The Tor Project has announced an investigation into allegations of sexual misconduct against former member Jacob Appelbaum. It has also released an official report confirming accusations from multiple parties both inside and outside the organisation.
Shari Steele, executive director of the Tor Project, which manages the popular Tor network used to browse the web anonymously and access the so-called Dark Web, released a statement noting that many people had spoken out about "incidents of being humiliated, intimidated, bullied and frightened" by Appelbaum.
"Several experienced unwanted sexually aggressive behaviour from him," said Steele. "Some of those incidents have been shared publicly, and some have not. The investigation also identified two additional people as having engaged in inappropriate conduct, and they are no longer involved with the Tor Project."
In a statement issued to technology website The Verge, Steele added: "We have confirmed that the events did take place as reported."
Appelbaum, who for a number of years was considered the public face of the Tor Project, has denied all allegations of "sexual mistreatment" and branded the accusations "a calculated and targeted attack." He departed the organisation on 25 May amid a storm of controversy.
Now, Steele has said new policies will be put in place and that "steps had been taken" to create an anti-harassment policy, a conflicts of interest policy, procedures for submitting complaints and an internal complaint review process.
"Putting procedures in place is more difficult for the Tor Project than for other organisations, because the staff of the Tor Project works in partnership with a broader Tor community, many of whom are volunteers or employed by other organisations," she said. "It is not a traditional top-down management environment.
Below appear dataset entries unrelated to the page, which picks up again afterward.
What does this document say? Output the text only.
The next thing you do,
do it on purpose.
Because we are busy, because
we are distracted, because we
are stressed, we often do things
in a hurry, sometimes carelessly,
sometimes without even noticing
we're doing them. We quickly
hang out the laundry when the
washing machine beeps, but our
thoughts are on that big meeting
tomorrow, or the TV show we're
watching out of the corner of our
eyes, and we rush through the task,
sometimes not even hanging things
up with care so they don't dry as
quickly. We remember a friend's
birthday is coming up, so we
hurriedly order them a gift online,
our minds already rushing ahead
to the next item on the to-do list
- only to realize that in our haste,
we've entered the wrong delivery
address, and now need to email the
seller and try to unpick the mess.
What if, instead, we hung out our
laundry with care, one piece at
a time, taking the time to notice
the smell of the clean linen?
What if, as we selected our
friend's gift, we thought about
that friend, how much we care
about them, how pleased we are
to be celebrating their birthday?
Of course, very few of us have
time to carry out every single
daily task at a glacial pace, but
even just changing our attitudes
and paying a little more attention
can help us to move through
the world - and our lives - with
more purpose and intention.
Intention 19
"I believe these new policies and practices will make the Tor Project and the Tor community significantly healthier and stronger." According to Gizmodo, more information on the results of the inquiry will be given exclusively to the New York Times.
Following the Appelbaum allegations, the Tor Project completely replaced its Board of Directors. New faces include renowned security expert Bruce Schneier, anthropology professor and author Gabriella Coleman and cryptography researcher Matt Blaze.